Issu d’une famille juive alsacienne, Jean-Claude Dreyfus fut reçu premier au concours de l’externat des hôpitaux de Paris en 1936 ; il avait alors vingt ans. Il venait d’être nommé interne quand il fut mobilisé en avril 1938. Il passa un an dans la ligne Maginot comme médecin auxiliaire, fut ensuite affecté dans une compagnie de l’air, transféré à Paris en avril 1940 pour y finir ses études puis finalement démobilisé en juillet. Interne des hôpitaux de Paris pendant les deux premières années de l’Occupation, il fut renvoyé en 1942 par décret de l’État français. Il se réfugia à Lyon où il fut accueilli avec Georges Schapira dans le laboratoire du professeur Gabriel Florence. Arrêté le 28 décembre 1943 à Annecy par la police allemande, il fut déporté. Professeur agrégé de biochimie médicale, il fut avec Georges Schapira, « le cofondateur de la pathologie moléculaire en France ». Il est décédé en 1995.

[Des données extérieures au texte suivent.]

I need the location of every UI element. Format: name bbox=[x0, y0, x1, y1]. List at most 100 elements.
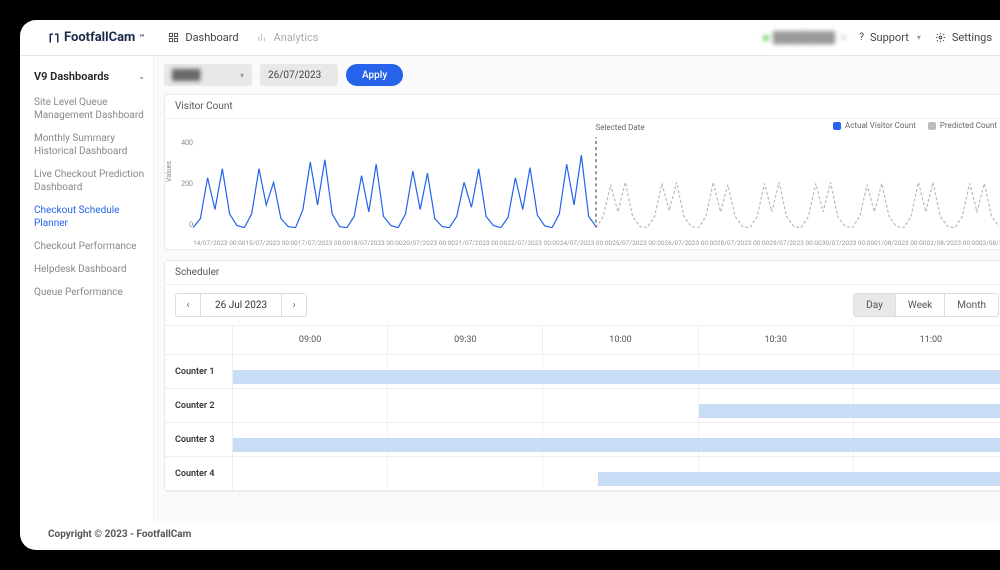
x-tick: 22/07/2023 00:00 bbox=[507, 239, 559, 247]
scheduler-cells[interactable] bbox=[233, 457, 1000, 490]
sidebar-heading[interactable]: V9 Dashboards ⌄ bbox=[34, 66, 145, 91]
scheduler-row-label: Counter 3 bbox=[165, 423, 233, 456]
chevron-right-icon: › bbox=[293, 300, 296, 311]
x-tick: 01/08/2023 00:00 bbox=[874, 239, 926, 247]
logo-icon bbox=[48, 32, 60, 44]
sidebar-item[interactable]: Site Level Queue Management Dashboard bbox=[34, 91, 145, 127]
nav-settings-label: Settings bbox=[952, 31, 992, 44]
chevron-left-icon: ‹ bbox=[186, 300, 189, 311]
scheduler-cells[interactable] bbox=[233, 423, 1000, 456]
y-tick: 0 bbox=[175, 221, 193, 229]
visitor-count-card: Visitor Count Selected Date Actual Visit… bbox=[164, 94, 1000, 250]
nav-dashboard-label: Dashboard bbox=[185, 31, 238, 44]
view-month-button[interactable]: Month bbox=[944, 294, 998, 316]
view-toggle: Day Week Month bbox=[853, 293, 999, 317]
chart-legend: Actual Visitor Count Predicted Count bbox=[833, 121, 997, 130]
user-menu[interactable]: ████████ ▾ bbox=[763, 31, 845, 44]
legend-predicted[interactable]: Predicted Count bbox=[928, 121, 997, 130]
x-tick: 15/07/2023 00:00 bbox=[245, 239, 297, 247]
time-header-cell: 10:00 bbox=[543, 326, 698, 354]
x-tick: 02/08/2023 00:00 bbox=[926, 239, 978, 247]
sidebar-item[interactable]: Helpdesk Dashboard bbox=[34, 258, 145, 281]
date-navigator: ‹ 26 Jul 2023 › bbox=[175, 293, 307, 317]
scheduler-cell[interactable] bbox=[233, 457, 388, 490]
scheduler-cell[interactable] bbox=[388, 389, 543, 422]
actual-line bbox=[193, 155, 596, 228]
prev-date-button[interactable]: ‹ bbox=[176, 300, 200, 311]
date-picker-value: 26/07/2023 bbox=[268, 70, 321, 81]
topbar: FootfallCam ™ Dashboard Analytics ███████… bbox=[20, 20, 1000, 56]
chevron-down-icon: ▾ bbox=[841, 33, 845, 42]
scheduler-cell[interactable] bbox=[388, 457, 543, 490]
site-selector[interactable]: ████ ▾ bbox=[164, 64, 252, 86]
sidebar-item[interactable]: Checkout Schedule Planner bbox=[34, 199, 145, 235]
y-axis-label: Values bbox=[165, 161, 173, 182]
chart-area: Selected Date Actual Visitor Count Predi… bbox=[165, 119, 1000, 249]
legend-actual-label: Actual Visitor Count bbox=[845, 121, 916, 130]
support-icon: ? bbox=[859, 32, 864, 43]
legend-predicted-label: Predicted Count bbox=[940, 121, 997, 130]
sidebar-item[interactable]: Monthly Summary Historical Dashboard bbox=[34, 127, 145, 163]
schedule-bar[interactable] bbox=[233, 438, 1000, 452]
scheduler-date-label: 26 Jul 2023 bbox=[200, 294, 282, 316]
x-tick: 25/07/2023 00:00 bbox=[612, 239, 664, 247]
x-axis-ticks: 14/07/2023 00:0015/07/2023 00:0017/07/20… bbox=[193, 239, 999, 247]
apply-button-label: Apply bbox=[362, 70, 387, 81]
legend-swatch-icon bbox=[928, 122, 936, 130]
scheduler-cells[interactable] bbox=[233, 355, 1000, 388]
scheduler-grid: 09:0009:3010:0010:3011:00 Counter 1Count… bbox=[165, 325, 1000, 491]
scheduler-row-label: Counter 1 bbox=[165, 355, 233, 388]
sidebar-item[interactable]: Live Checkout Prediction Dashboard bbox=[34, 163, 145, 199]
nav-support-label: Support bbox=[870, 31, 909, 44]
nav-settings[interactable]: Settings bbox=[935, 31, 992, 44]
scheduler-row-label: Counter 4 bbox=[165, 457, 233, 490]
scheduler-cell[interactable] bbox=[233, 389, 388, 422]
chevron-down-icon: ▾ bbox=[240, 71, 244, 80]
scheduler-row: Counter 4 bbox=[165, 457, 1000, 491]
analytics-icon bbox=[257, 32, 268, 43]
brand-tm: ™ bbox=[139, 33, 144, 42]
selected-date-label: Selected Date bbox=[595, 123, 644, 132]
time-header-cell: 09:30 bbox=[388, 326, 543, 354]
scheduler-controls: ‹ 26 Jul 2023 › Day Week Month bbox=[165, 285, 1000, 325]
x-tick: 26/07/2023 00:00 bbox=[665, 239, 717, 247]
x-tick: 20/07/2023 00:00 bbox=[403, 239, 455, 247]
scheduler-row: Counter 3 bbox=[165, 423, 1000, 457]
view-week-button[interactable]: Week bbox=[895, 294, 944, 316]
y-axis-ticks: 4002000 bbox=[175, 139, 193, 229]
scheduler-cell[interactable] bbox=[543, 389, 698, 422]
time-header-cell: 10:30 bbox=[699, 326, 854, 354]
copyright-text: Copyright © 2023 - FootfallCam bbox=[48, 529, 191, 540]
sidebar-item[interactable]: Queue Performance bbox=[34, 281, 145, 304]
nav-dashboard[interactable]: Dashboard bbox=[168, 31, 238, 44]
apply-button[interactable]: Apply bbox=[346, 64, 403, 86]
sidebar-item[interactable]: Checkout Performance bbox=[34, 235, 145, 258]
nav-analytics[interactable]: Analytics bbox=[257, 31, 319, 44]
visitor-count-chart bbox=[193, 137, 999, 228]
user-name-blurred: ████████ bbox=[773, 31, 835, 44]
x-tick: 28/07/2023 00:00 bbox=[717, 239, 769, 247]
legend-actual[interactable]: Actual Visitor Count bbox=[833, 121, 916, 130]
x-tick: 03/08/2023 00:00 bbox=[979, 239, 1000, 247]
sidebar: V9 Dashboards ⌄ Site Level Queue Managem… bbox=[20, 56, 154, 523]
next-date-button[interactable]: › bbox=[282, 300, 306, 311]
scheduler-row: Counter 2 bbox=[165, 389, 1000, 423]
dashboard-icon bbox=[168, 32, 179, 43]
nav-support[interactable]: ? Support ▾ bbox=[859, 31, 921, 44]
brand-name: FootfallCam bbox=[64, 30, 135, 45]
legend-swatch-icon bbox=[833, 122, 841, 130]
schedule-bar[interactable] bbox=[598, 472, 1000, 486]
schedule-bar[interactable] bbox=[699, 404, 1000, 418]
y-tick: 200 bbox=[175, 180, 193, 188]
scheduler-cells[interactable] bbox=[233, 389, 1000, 422]
scheduler-title: Scheduler bbox=[165, 261, 1000, 285]
x-tick: 21/07/2023 00:00 bbox=[455, 239, 507, 247]
scheduler-card: Scheduler ‹ 26 Jul 2023 › Day Week bbox=[164, 260, 1000, 492]
user-status-icon bbox=[763, 35, 769, 41]
brand-logo: FootfallCam ™ bbox=[48, 30, 144, 45]
x-tick: 17/07/2023 00:00 bbox=[298, 239, 350, 247]
view-day-button[interactable]: Day bbox=[854, 294, 895, 316]
schedule-bar[interactable] bbox=[233, 370, 1000, 384]
date-picker[interactable]: 26/07/2023 bbox=[260, 64, 338, 86]
app-window: FootfallCam ™ Dashboard Analytics ███████… bbox=[20, 20, 1000, 550]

Ce texte a été publié aux éditions La Cause des Livres en 2009. Il a été écrit par Jean-Claude Dreyfus en 1988, à la demande d’une de ses filles. C’est un court récit (47 pages de témoignage), celui de trois années « de la vie d’un étudiant en médecine subissant les lois d’exclusion et de marginalisation sociale de l’antisémitisme d’Etat et l’angoisse récurrente d’un danger diffus mais réel » (Denis Peschanski).

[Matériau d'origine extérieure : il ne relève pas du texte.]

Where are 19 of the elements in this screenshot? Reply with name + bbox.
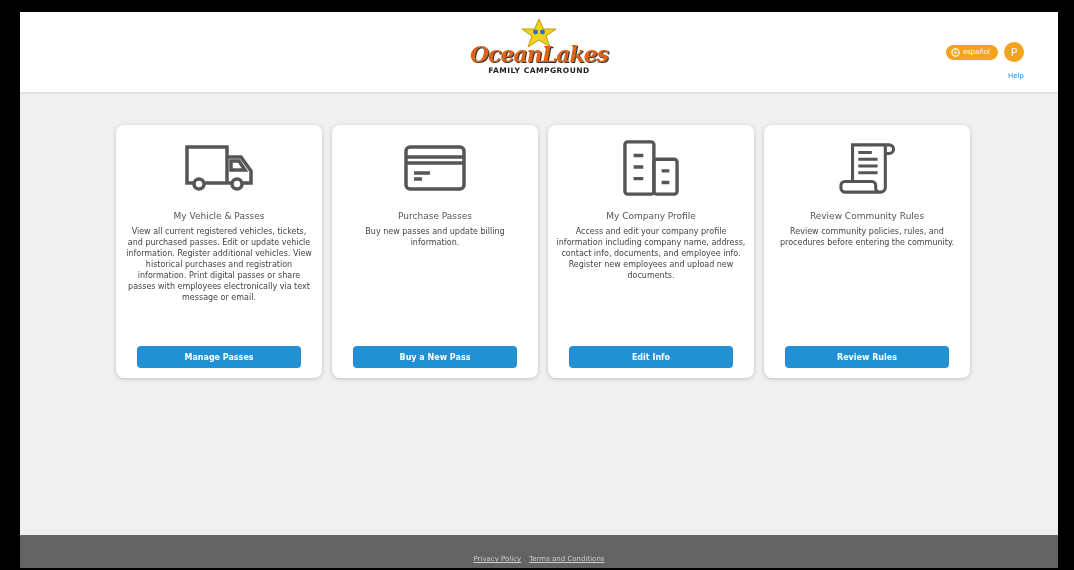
scroll-icon: [839, 141, 895, 195]
building-icon: [623, 140, 679, 196]
globe-icon: [950, 47, 960, 57]
avatar-button[interactable]: P: [1004, 42, 1024, 62]
card-button[interactable]: Manage Passes: [137, 346, 301, 368]
card-description: View all current registered vehicles, tickets, and purchased passes. Edit or update vehicle information. Register additional vehicles. View historical purchases and registration information. Print digital passes or share passes with employees electronically via text message or email.: [125, 226, 313, 304]
logo-name: OceanLakes: [469, 42, 609, 66]
card-button[interactable]: Buy a New Pass: [353, 346, 517, 368]
card-description: Review community policies, rules, and procedures before entering the community.: [779, 226, 955, 249]
card-button[interactable]: Review Rules: [785, 346, 949, 368]
credit-card-icon: [404, 145, 466, 191]
truck-icon: [185, 145, 253, 191]
card-description: Buy new passes and update billing information.: [364, 226, 506, 249]
card-title: Review Community Rules: [809, 211, 925, 221]
card-title: Purchase Passes: [398, 211, 472, 221]
card-description: Access and edit your company profile information including company name, address, contact info, documents, and employee info. Register new employees and upload new documents.: [556, 226, 746, 282]
card-title: My Company Profile: [606, 211, 696, 221]
card-title: My Vehicle & Passes: [173, 211, 265, 221]
card-button[interactable]: Edit Info: [569, 346, 733, 368]
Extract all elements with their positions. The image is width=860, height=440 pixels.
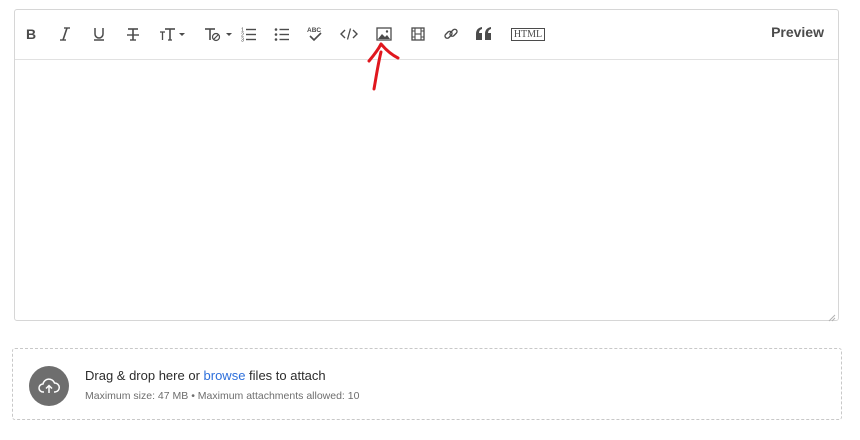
svg-text:3: 3 xyxy=(241,38,244,43)
browse-link[interactable]: browse xyxy=(204,368,246,383)
insert-image-button[interactable] xyxy=(375,22,393,46)
underline-button[interactable] xyxy=(91,22,107,46)
editor-toolbar: B 1 2 3 ABC HTML Preview xyxy=(15,10,838,60)
quote-icon xyxy=(475,26,493,42)
strikethrough-icon xyxy=(125,26,141,42)
numbered-list-icon: 123 xyxy=(241,26,257,42)
cloud-upload-icon[interactable] xyxy=(29,366,69,406)
insert-link-button[interactable] xyxy=(442,22,460,46)
insert-video-button[interactable] xyxy=(409,22,427,46)
image-icon xyxy=(376,27,392,41)
spellcheck-button[interactable]: ABC xyxy=(306,22,324,46)
html-source-button[interactable]: HTML xyxy=(509,22,547,46)
editor-body[interactable] xyxy=(15,60,838,320)
svg-text:ABC: ABC xyxy=(307,27,321,34)
svg-text:B: B xyxy=(26,26,36,42)
code-button[interactable] xyxy=(339,22,359,46)
bulleted-list-button[interactable] xyxy=(273,22,291,46)
italic-button[interactable] xyxy=(57,22,73,46)
italic-icon xyxy=(59,26,71,42)
dropzone-limits-hint: Maximum size: 47 MB • Maximum attachment… xyxy=(85,390,360,402)
blockquote-button[interactable] xyxy=(474,22,494,46)
html-icon-label: HTML xyxy=(513,28,543,40)
preview-button[interactable]: Preview xyxy=(771,24,824,40)
code-icon xyxy=(340,26,358,42)
spellcheck-icon: ABC xyxy=(306,25,324,43)
film-icon xyxy=(411,27,425,41)
bold-icon: B xyxy=(24,26,38,42)
text-size-dropdown[interactable] xyxy=(157,22,187,46)
link-icon xyxy=(443,26,459,42)
html-icon: HTML xyxy=(510,27,546,41)
resize-handle-icon[interactable] xyxy=(827,309,836,322)
dropzone-text-after: files to attach xyxy=(245,368,326,383)
rich-text-editor: B 1 2 3 ABC HTML Preview xyxy=(14,9,839,322)
text-size-icon xyxy=(157,26,187,42)
bulleted-list-icon xyxy=(274,26,290,42)
underline-icon xyxy=(92,26,106,42)
dropzone-instructions: Drag & drop here or browse files to atta… xyxy=(85,368,326,383)
file-dropzone[interactable]: Drag & drop here or browse files to atta… xyxy=(12,348,842,420)
text-style-dropdown[interactable] xyxy=(203,22,235,46)
text-format-icon xyxy=(203,26,235,42)
bold-button[interactable]: B xyxy=(23,22,39,46)
ordered-list-button[interactable]: 123 xyxy=(240,22,258,46)
strikethrough-button[interactable] xyxy=(124,22,142,46)
dropzone-text-before: Drag & drop here or xyxy=(85,368,204,383)
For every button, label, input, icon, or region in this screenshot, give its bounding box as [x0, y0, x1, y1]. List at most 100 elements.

Bien que ce témoignage ait été écrit presque 50 ans après les événements qu’il relate, Denis Peschanski, historien, directeur de recherche au CNRS, en souligne l’intérêt historique car l’auteur « sait quand la mémoire est floue et note, avec beaucoup d’intelligence, que quelques souvenirs, s’ils ne sont peut-être pas « vrais », ont leur importance : restés gravés dans sa mémoire, ils doivent avoir un caractère symbolique fort ».

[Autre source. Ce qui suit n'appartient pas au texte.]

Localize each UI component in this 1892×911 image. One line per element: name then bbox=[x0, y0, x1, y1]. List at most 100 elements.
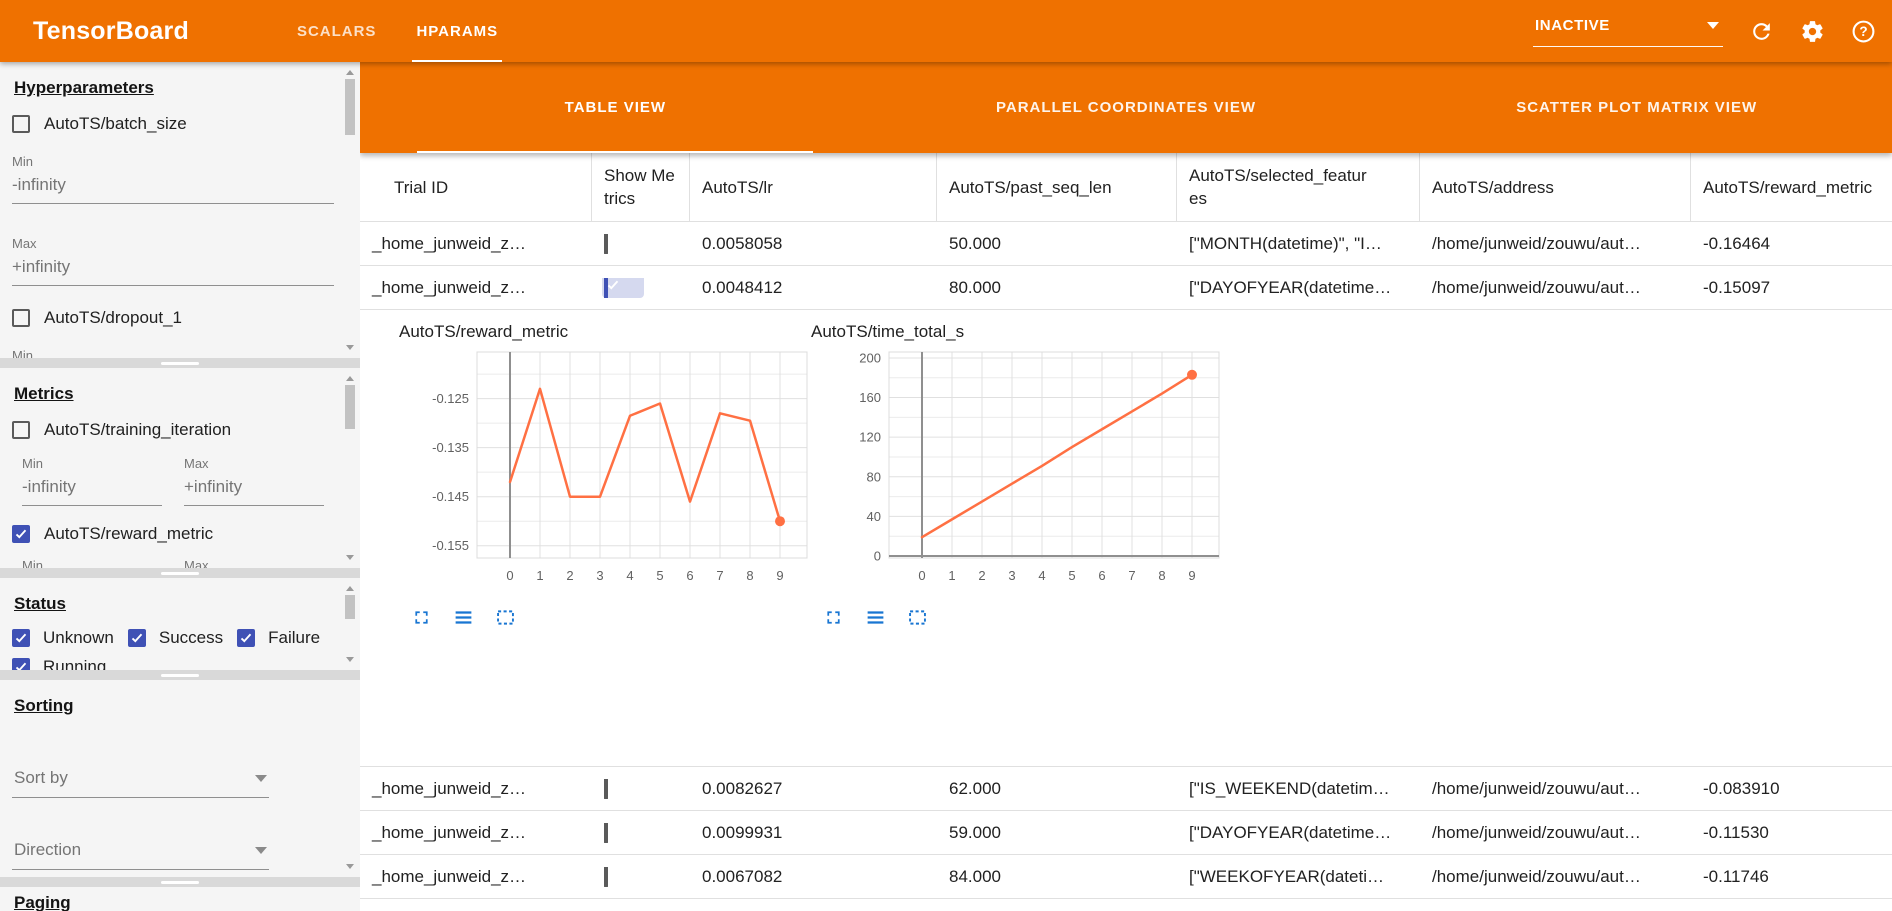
svg-text:8: 8 bbox=[1158, 568, 1165, 583]
status-unknown-checkbox[interactable] bbox=[12, 629, 30, 647]
dashed-selection-icon[interactable] bbox=[907, 607, 928, 628]
section-resize-divider[interactable] bbox=[0, 358, 360, 368]
show-metrics-checkbox[interactable] bbox=[604, 823, 608, 843]
reward-metric-label: AutoTS/reward_metric bbox=[44, 524, 213, 544]
resize-handle[interactable] bbox=[161, 881, 199, 884]
time-total-chart: 040801201602000123456789 bbox=[805, 344, 1235, 589]
table-row: _home_junweid_z…0.005805850.000["MONTH(d… bbox=[360, 222, 1892, 266]
scrollbar-thumb[interactable] bbox=[345, 595, 355, 619]
scroll-down-icon[interactable] bbox=[346, 864, 354, 869]
header-toolbar: INACTIVE ? bbox=[1533, 15, 1876, 47]
metric-reward-row[interactable]: AutoTS/reward_metric bbox=[12, 524, 334, 544]
tab-scatter-plot-matrix-view[interactable]: SCATTER PLOT MATRIX VIEW bbox=[1381, 62, 1892, 153]
resize-handle[interactable] bbox=[161, 572, 199, 575]
past-seq-len-cell: 59.000 bbox=[937, 823, 1177, 843]
scrollbar-thumb[interactable] bbox=[345, 385, 355, 429]
training-iteration-checkbox[interactable] bbox=[12, 421, 30, 439]
status-unknown-row[interactable]: Unknown bbox=[12, 628, 114, 648]
address-cell: /home/junweid/zouwu/aut… bbox=[1420, 278, 1691, 298]
show-metrics-checkbox[interactable] bbox=[604, 278, 608, 298]
column-header-address[interactable]: AutoTS/address bbox=[1420, 153, 1691, 221]
section-scrollbar[interactable] bbox=[344, 374, 356, 562]
column-header-lr[interactable]: AutoTS/lr bbox=[690, 153, 937, 221]
trial-id-cell: _home_junweid_z… bbox=[360, 278, 592, 298]
table-row: _home_junweid_z…0.006708284.000["WEEKOFY… bbox=[360, 855, 1892, 899]
svg-text:5: 5 bbox=[1068, 568, 1075, 583]
address-cell: /home/junweid/zouwu/aut… bbox=[1420, 234, 1691, 254]
column-header-reward-metric[interactable]: AutoTS/reward_metric bbox=[1691, 153, 1892, 221]
scroll-up-icon[interactable] bbox=[346, 586, 354, 591]
table-rows-top: _home_junweid_z…0.005805850.000["MONTH(d… bbox=[360, 222, 1892, 310]
show-metrics-checkbox[interactable] bbox=[604, 867, 608, 887]
scroll-down-icon[interactable] bbox=[346, 345, 354, 350]
status-success-checkbox[interactable] bbox=[128, 629, 146, 647]
svg-text:9: 9 bbox=[776, 568, 783, 583]
horizontal-lines-icon[interactable] bbox=[865, 607, 886, 628]
status-running-checkbox[interactable] bbox=[12, 658, 30, 670]
selected-features-cell: ["DAYOFYEAR(datetime… bbox=[1177, 278, 1420, 298]
section-scrollbar[interactable] bbox=[344, 686, 356, 871]
gear-icon[interactable] bbox=[1800, 19, 1825, 44]
show-metrics-cell bbox=[592, 278, 690, 298]
show-metrics-cell bbox=[592, 779, 690, 799]
status-failure-row[interactable]: Failure bbox=[237, 628, 320, 648]
scrollbar-thumb[interactable] bbox=[345, 79, 355, 135]
section-resize-divider[interactable] bbox=[0, 568, 360, 578]
svg-text:-0.125: -0.125 bbox=[432, 391, 469, 406]
show-metrics-checkbox[interactable] bbox=[604, 234, 608, 254]
fullscreen-icon[interactable] bbox=[411, 607, 432, 628]
svg-text:9: 9 bbox=[1188, 568, 1195, 583]
lr-cell: 0.0082627 bbox=[690, 779, 937, 799]
hparam-batch-size-row[interactable]: AutoTS/batch_size bbox=[12, 114, 334, 134]
column-header-trial-id[interactable]: Trial ID bbox=[360, 153, 592, 221]
reload-icon[interactable] bbox=[1749, 19, 1774, 44]
show-metrics-checkbox[interactable] bbox=[604, 779, 608, 799]
scroll-up-icon[interactable] bbox=[346, 376, 354, 381]
selected-features-cell: ["DAYOFYEAR(datetime… bbox=[1177, 823, 1420, 843]
status-running-row[interactable]: Running bbox=[12, 657, 106, 670]
fullscreen-icon[interactable] bbox=[823, 607, 844, 628]
help-icon[interactable]: ? bbox=[1851, 19, 1876, 44]
tab-parallel-coordinates-view[interactable]: PARALLEL COORDINATES VIEW bbox=[871, 62, 1382, 153]
svg-text:160: 160 bbox=[859, 390, 881, 405]
column-header-show-metrics[interactable]: Show Metrics bbox=[592, 153, 690, 221]
dropout-checkbox[interactable] bbox=[12, 309, 30, 327]
min-input[interactable]: -infinity bbox=[12, 169, 334, 204]
batch-size-checkbox[interactable] bbox=[12, 115, 30, 133]
scroll-down-icon[interactable] bbox=[346, 555, 354, 560]
status-failure-checkbox[interactable] bbox=[237, 629, 255, 647]
sidebar-section-paging: Paging bbox=[0, 887, 360, 911]
tab-hparams[interactable]: HPARAMS bbox=[396, 0, 518, 62]
svg-text:6: 6 bbox=[686, 568, 693, 583]
dashed-selection-icon[interactable] bbox=[495, 607, 516, 628]
column-header-past-seq-len[interactable]: AutoTS/past_seq_len bbox=[937, 153, 1177, 221]
direction-select[interactable]: Direction bbox=[12, 836, 269, 870]
section-scrollbar[interactable] bbox=[344, 584, 356, 664]
status-heading: Status bbox=[14, 594, 334, 614]
tab-scalars[interactable]: SCALARS bbox=[277, 0, 397, 62]
max-input[interactable]: +infinity bbox=[184, 471, 324, 506]
section-resize-divider[interactable] bbox=[0, 877, 360, 887]
section-resize-divider[interactable] bbox=[0, 670, 360, 680]
resize-handle[interactable] bbox=[161, 674, 199, 677]
hparam-dropout-row[interactable]: AutoTS/dropout_1 bbox=[12, 308, 334, 328]
min-input[interactable]: -infinity bbox=[22, 471, 162, 506]
svg-text:80: 80 bbox=[867, 469, 881, 484]
max-input[interactable]: +infinity bbox=[12, 251, 334, 286]
scroll-up-icon[interactable] bbox=[346, 70, 354, 75]
show-metrics-cell bbox=[592, 234, 690, 254]
scroll-down-icon[interactable] bbox=[346, 657, 354, 662]
expanded-metrics-panel: AutoTS/reward_metric -0.155-0.145-0.135-… bbox=[360, 310, 1892, 767]
metric-training-iteration-row[interactable]: AutoTS/training_iteration bbox=[12, 420, 334, 440]
reward-metric-checkbox[interactable] bbox=[12, 525, 30, 543]
sort-by-select[interactable]: Sort by bbox=[12, 764, 269, 798]
tab-table-view[interactable]: TABLE VIEW bbox=[360, 62, 871, 153]
status-success-row[interactable]: Success bbox=[128, 628, 223, 648]
selected-features-cell: ["IS_WEEKEND(datetim… bbox=[1177, 779, 1420, 799]
resize-handle[interactable] bbox=[161, 362, 199, 365]
reward-metric-cell: -0.11530 bbox=[1691, 823, 1892, 843]
horizontal-lines-icon[interactable] bbox=[453, 607, 474, 628]
section-scrollbar[interactable] bbox=[344, 68, 356, 352]
column-header-selected-features[interactable]: AutoTS/selected_features bbox=[1177, 153, 1420, 221]
run-status-selector[interactable]: INACTIVE bbox=[1533, 15, 1723, 47]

Le témoignage de Jean-Claude Dreyfus rend très perceptible ce que fut la vie quotidienne d’un étudiant puis d’un jeune médecin juif, en France, sous l’Occupation. Seul, inquiet, il se réfugie dans les études et le travail, passant souvent ses nuits dans les hôpitaux (Broussais, Necker, Saint-Louis), pour éviter de rentrer chez lui, « à la suite de quelques rumeurs inquiétantes ». Il n’a d’ailleurs guère envie de retrouver le grand appartement abandonné par ses parents qui se sont réfugiés en Dordogne.

Il décrit avec ironie parfois, avec finesse et recul toujours, un milieu médical qui considère l’antisémitisme comme une donnée naturelle, largement indifférent au sort des juifs, essentiellement préoccupé de sa carrière et de son bien-être. « En mars 1942, le Chef de l’État français (…) décidait que les Juifs ne pourraient désormais exercer de fonctions dans les hôpitaux (…) Un peu gêné, le directeur de l’hôpital me le signifia (…) La salle de garde accueillit mon renvoi avec flegme, sans manifester de joie ou de regret. Sur la trentaine de collègues, un me dit quelques mots ». Néanmoins, la solidarité n’est pas toujours absente : le personnel du service lui manifeste sa sympathie et lui fait un cadeau ; elle est cependant plus franche et plus active dans le village de Dordogne où il retrouve sa famille et où on lui procure de faux papiers et une nouvelle identité.

La suite de ce récit a été publiée en 2009 chez le même éditeur, avec une préface d’Axel Kahn, sous le titre Souvenirs lointains de Buchenwald et de Dora, 1943-1945.